You're thinking too small and too focused. Costs in technology come down, technological improvements happen rapidly, processor and storage capacity grow exponentially.
For the moment, it may not be feasible to have drones everywhere, but there's no reason it cannot or will not be feasible in the near-term future.
5 years ago there were no Quadrocopters, 5 years from now I'm sure there will be sufficient technological development for mid-sized drones, tiny "hummingbird" drones, and massive fighter-replacement drones.
Facial recognition software, camera technology, all of that gets better yearly. Compare the first GoPro to the HERO 3D and consider what can be done in a very short amount of time.
And while drones need to report to operators, technology will allow a single operator to monitor multiple drones which are effectively autonomous or semi-autonomous until overridden by the operator.

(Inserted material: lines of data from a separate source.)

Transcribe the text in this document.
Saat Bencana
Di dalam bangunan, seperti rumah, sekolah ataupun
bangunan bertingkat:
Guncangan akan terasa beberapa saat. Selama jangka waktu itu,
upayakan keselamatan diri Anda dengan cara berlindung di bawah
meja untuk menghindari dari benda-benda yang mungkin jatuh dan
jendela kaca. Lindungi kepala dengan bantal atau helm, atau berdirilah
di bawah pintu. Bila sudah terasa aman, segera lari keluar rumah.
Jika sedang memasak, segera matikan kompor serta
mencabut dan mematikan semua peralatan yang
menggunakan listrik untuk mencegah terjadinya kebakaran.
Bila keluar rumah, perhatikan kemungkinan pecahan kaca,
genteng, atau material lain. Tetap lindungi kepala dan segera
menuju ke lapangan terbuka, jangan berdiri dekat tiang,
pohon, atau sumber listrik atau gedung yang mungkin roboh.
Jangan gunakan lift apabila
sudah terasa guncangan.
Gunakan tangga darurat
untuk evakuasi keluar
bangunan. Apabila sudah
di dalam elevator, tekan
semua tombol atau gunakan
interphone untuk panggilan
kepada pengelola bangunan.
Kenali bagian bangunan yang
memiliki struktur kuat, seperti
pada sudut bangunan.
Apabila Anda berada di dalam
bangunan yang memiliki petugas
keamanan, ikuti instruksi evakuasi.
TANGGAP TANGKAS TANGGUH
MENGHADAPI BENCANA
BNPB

So, costs will drop as you replace on-patrol officers and cars with fleets of drones that can summon response teams from a smaller overall pool of officers.
So, the issue isn't the technology, nor the cost of operators, those things can both be easily solved and both are ancillary to the core issue of Rights and Freedoms and the idea that we, as Americans, are entitled to those rights that protect our freedom from undue scrutiny.
You're saying "we can't do this right now" and I'm saying that you're missing the point.
As we take steps that erode our rights there's nothing to prevent the inevitable erosion of Privacy writ large as whatever technological limits there are now will soon be overcome.